La tarde lenta la pasé llorando, y me daba cuenta de que los pesares de mis paisanos eran más tristes que los míos. Mientras los doctores se reían de las calamidades y de las lágrimas, los pacientes se morían lentamente suplicando un derecho que el Gobierno parece negarles. Es extraño  que en el año 2000 Colombia se encontrara en el puesto 41 de los 191 países con mejor  desempeño en el campo de la salud. Sin ninguna duda, en otro país,  hubiera pagado cadena perpetua por troncharme una mano. —El tiempo en radio es oro— me dijo don Rogelio…
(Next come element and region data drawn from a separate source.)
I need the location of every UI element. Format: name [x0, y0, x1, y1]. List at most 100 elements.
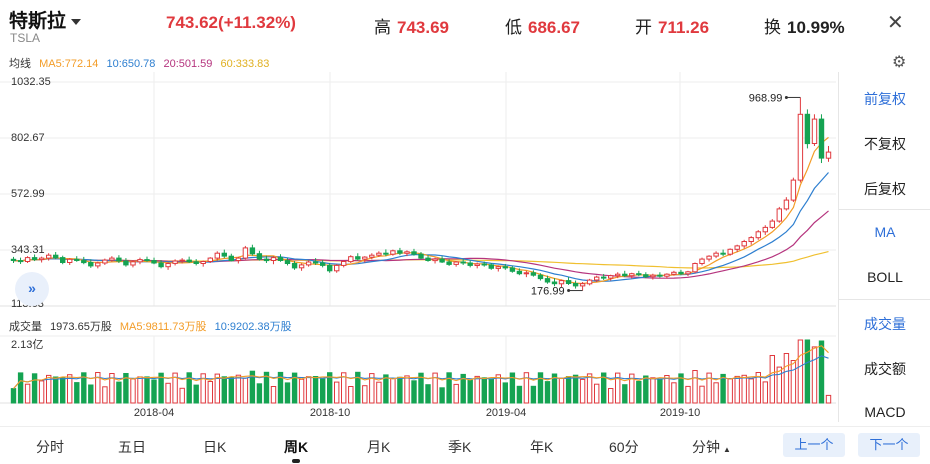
open-label: 开 — [635, 18, 652, 37]
volume-bar — [629, 373, 635, 404]
candle — [601, 276, 607, 279]
volume-bar — [102, 386, 108, 404]
tab-daily-k[interactable]: 日K — [203, 439, 227, 455]
y-tick-label: 343.31 — [11, 244, 45, 256]
candle — [298, 264, 305, 269]
prev-button[interactable]: 上一个 — [783, 433, 845, 457]
volume-bar — [439, 387, 445, 404]
candle — [748, 237, 754, 243]
turnover-stat: 换 10.99% — [764, 13, 845, 38]
tab-intraday[interactable]: 分时 — [36, 439, 64, 455]
candle — [320, 262, 326, 266]
next-button[interactable]: 下一个 — [858, 433, 920, 457]
kline-chart[interactable]: 1032.35802.67572.99343.31113.63968.99176… — [0, 72, 836, 426]
candle — [804, 113, 811, 145]
candle — [228, 255, 235, 262]
volume-bar — [291, 372, 298, 404]
candle — [200, 261, 206, 264]
candle — [439, 258, 445, 263]
candle — [137, 259, 143, 263]
tab-weekly-k[interactable]: 周K — [284, 439, 309, 463]
candle — [214, 252, 221, 259]
stock-name-selector[interactable]: 特斯拉 — [9, 6, 82, 33]
candle — [755, 231, 761, 239]
option-ma[interactable]: MA — [874, 224, 896, 240]
volume-bar — [811, 346, 818, 404]
volume-bar — [460, 373, 466, 404]
option-boll[interactable]: BOLL — [867, 269, 903, 285]
volume-bar — [397, 376, 403, 404]
volume-bar — [334, 381, 340, 404]
volume-bar — [769, 355, 775, 404]
tab-monthly-k[interactable]: 月K — [367, 439, 391, 455]
candle — [334, 264, 340, 272]
candle — [699, 258, 705, 265]
candle — [67, 258, 73, 264]
caret-up-icon[interactable]: ▲ — [723, 445, 731, 454]
volume-bar — [762, 381, 768, 404]
caret-down-icon[interactable] — [71, 18, 82, 25]
option-forward-adjusted[interactable]: 前复权 — [864, 91, 906, 107]
tab-five-day[interactable]: 五日 — [118, 439, 146, 455]
collapse-panel-icon[interactable]: » — [15, 272, 49, 306]
close-icon[interactable]: ✕ — [887, 12, 904, 34]
candle — [544, 278, 551, 283]
volume-bar — [341, 372, 347, 404]
volume-bar — [572, 374, 579, 404]
stock-name[interactable]: 特斯拉 — [9, 11, 67, 32]
tab-quarterly-k[interactable]: 季K — [448, 439, 472, 455]
volume-bar — [818, 340, 825, 404]
tab-60min[interactable]: 60分 — [609, 439, 639, 455]
candle — [502, 266, 509, 269]
volume-bar — [137, 376, 143, 404]
volume-bar — [516, 385, 523, 404]
candle — [242, 247, 249, 259]
annotation-dot — [567, 289, 571, 293]
volume-bar — [650, 377, 656, 404]
turnover-label: 换 — [764, 18, 781, 37]
volume-bar — [411, 380, 417, 404]
volume-bar — [207, 381, 214, 404]
tab-minute-label[interactable]: 分钟 — [692, 439, 720, 455]
open-stat: 开 711.26 — [635, 13, 709, 38]
candle — [776, 208, 782, 222]
volume-bar — [418, 372, 424, 404]
volume-bar — [643, 375, 649, 404]
volume-bar — [256, 383, 263, 404]
turnover-value: 10.99% — [787, 18, 845, 37]
candle — [594, 276, 600, 281]
option-turnover[interactable]: 成交额 — [864, 361, 906, 377]
candle — [88, 262, 94, 267]
volume-ma10: 10:9202.38万股 — [214, 321, 292, 333]
option-backward-adjusted[interactable]: 后复权 — [864, 181, 906, 197]
candle — [811, 118, 818, 144]
x-tick-label: 2018-10 — [310, 407, 350, 419]
volume-bar — [797, 339, 804, 404]
volume-bar — [495, 374, 502, 404]
volume-bar — [10, 388, 17, 404]
low-stat: 低 686.67 — [505, 13, 580, 38]
candle — [24, 257, 31, 263]
volume-bar — [130, 378, 136, 404]
tab-minute[interactable]: 分钟 ▲ — [692, 437, 731, 457]
volume-bar — [748, 378, 754, 404]
volume-bar — [685, 385, 691, 404]
candle — [685, 271, 691, 275]
annotation-label: 968.99 — [749, 92, 783, 104]
volume-bar — [151, 379, 157, 404]
option-macd[interactable]: MACD — [864, 404, 906, 420]
gear-icon[interactable]: ⚙ — [892, 54, 907, 71]
volume-bar — [783, 353, 790, 404]
option-unadjusted[interactable]: 不复权 — [864, 136, 906, 152]
ma10-value: 10:650.78 — [106, 58, 156, 70]
volume-bar — [699, 385, 705, 404]
candle — [453, 261, 459, 265]
candle — [474, 263, 480, 266]
volume-bar — [355, 371, 361, 404]
candle — [432, 258, 438, 262]
candle — [460, 261, 466, 264]
option-volume[interactable]: 成交量 — [864, 316, 906, 332]
tab-yearly-k[interactable]: 年K — [530, 439, 554, 455]
candle — [425, 257, 431, 262]
y-tick-label: 1032.35 — [11, 76, 51, 88]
Llegaron los medicamentos. Firmé unos papeles. Solo faltaba que se fueran pronto y llegaran al lugar lejanísimo. Eran cerca de las 9:00 p.m., y empezaba A corazón Abierto… No lo vi; por ese día era suficiente…
Volví a cambiar de mano el teléfono, y me puse de pie.
A las 10:10 p.m., salí del hospital. ¡Qué raro que las medicinas llegaran tan rápido!
—Bueno, Carlos…
—Me llamo Jhon, Mota.
—bueno, Jhon… Entendimos sus niñerías— Se mofaban de mí, pero yo descansaba de aquel secreto que solo compartía con mis lágrimas cuando recordaba la cárcel de tiempo en la que estuve metido todo un día.
Me colgaron— según ellos se cayó la llamada. Acomodé la silla donde había estado, y me dormí en paz…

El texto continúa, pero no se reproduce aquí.